And analysts think that this is going to be a major stress point for Europe going forward.
“One of the most concrete geopolitical risks for Europe in the near future will be the complete or partial takeover of Libya by the militias of the so-called Islamic State,” writes Citi Research’s Tina Fordham.
“While the world’s attention was absorbed by the war in Syria, IS systematically increased its presence there in 2015. Their goal is to establish another resources-rich stronghold in the Arab world, thereby creating another stepping-stone towards the erection of a ‘new Caliphate,'” she added.

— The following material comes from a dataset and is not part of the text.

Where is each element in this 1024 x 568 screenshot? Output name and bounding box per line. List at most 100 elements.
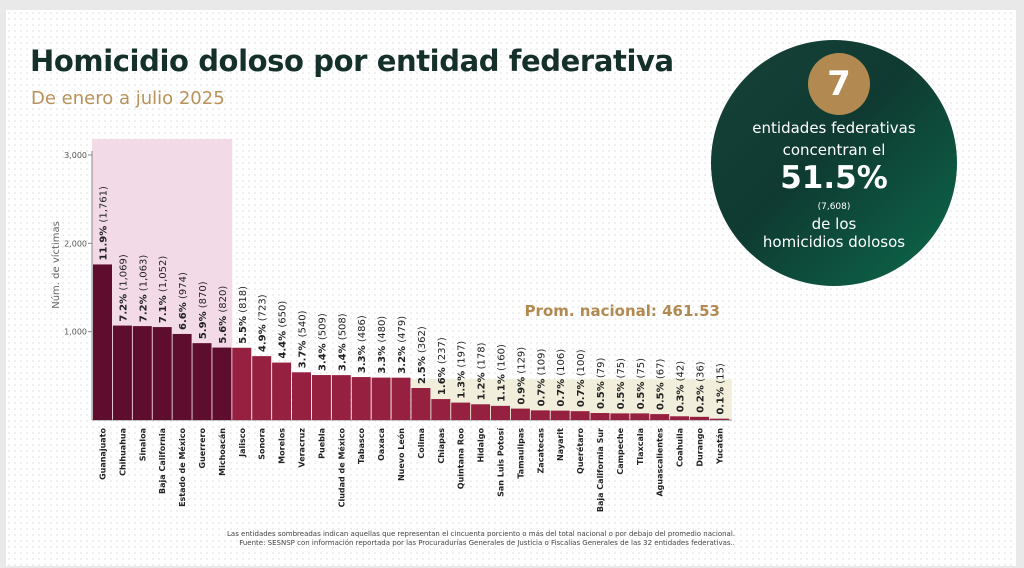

Although initially it may seem like Libya’s problems are kind of removed from Europe, Fordham points out two big reasons why ISIS’ presence in the state will be a big risk:
- The Arab Spring’s only success story could be ISIS’ next target. Once ISIS builds their stronghold in Libya, they are likely to try to exploit the political and economic weakness of the only success story of the Arab Spring: Tunisia. (For what it’s worth, Libya’s new, shaky government has been meeting in Tunisia.) “The West will have to dedicate considerable resources to the stabilisation of Tunisia over the next few years,” argues Fordham.
- A presence in Libya serves as an “ideal base” for organising further terrorist attacks on European soil. “The chances of the West of getting involved in a military intervention in Libya over the next year or two is very high,” warns Fordham.
Notably, things have been extremely chaotic in Libya since Muammar Gaddafi was overthrown in 2011, as two rival governments and numerous armed groups have been competing for power.
But back in mid-December, delegates from the various Libyan factions signed a deal to form a national unity government.
Some analysts think this could be a major turning point for the country and, subsequently, could mean that its oil may soon get back on the market — but others think that this just colours Libya’s whole situation with even more uncertainty.
“With over a million barrels currently shut-in due to the ongoing security and political challenges, it remains one of the few OPEC countries that could theoretically put substantial quantities of additional oil on the market this year,” an RBC Capital Markets team led by Helima Croft wrote.
However, “despite the progress, it is excessively soon to start penciling in the return of large quantities of additional Libyan barrels in the near term.”
Interestingly, Croft cites two reasons that somewhat overlap with Fordham’s aforementioned analysis as to why she and her team do not think that Libyan barrels aren’t going to flood the zone anytime soon: 1) the new government didn’t actually meet in Libya, but rather in Tunisia; and 2) the Islamic State has been keen on damaging Libya’s energy infrastructure.
In short, putting both Fordham’s and Croft’s arguments together, Libya’s looking like a huge geopolitical risk for Europe going forward — in terms of oil, security, and even political ideology.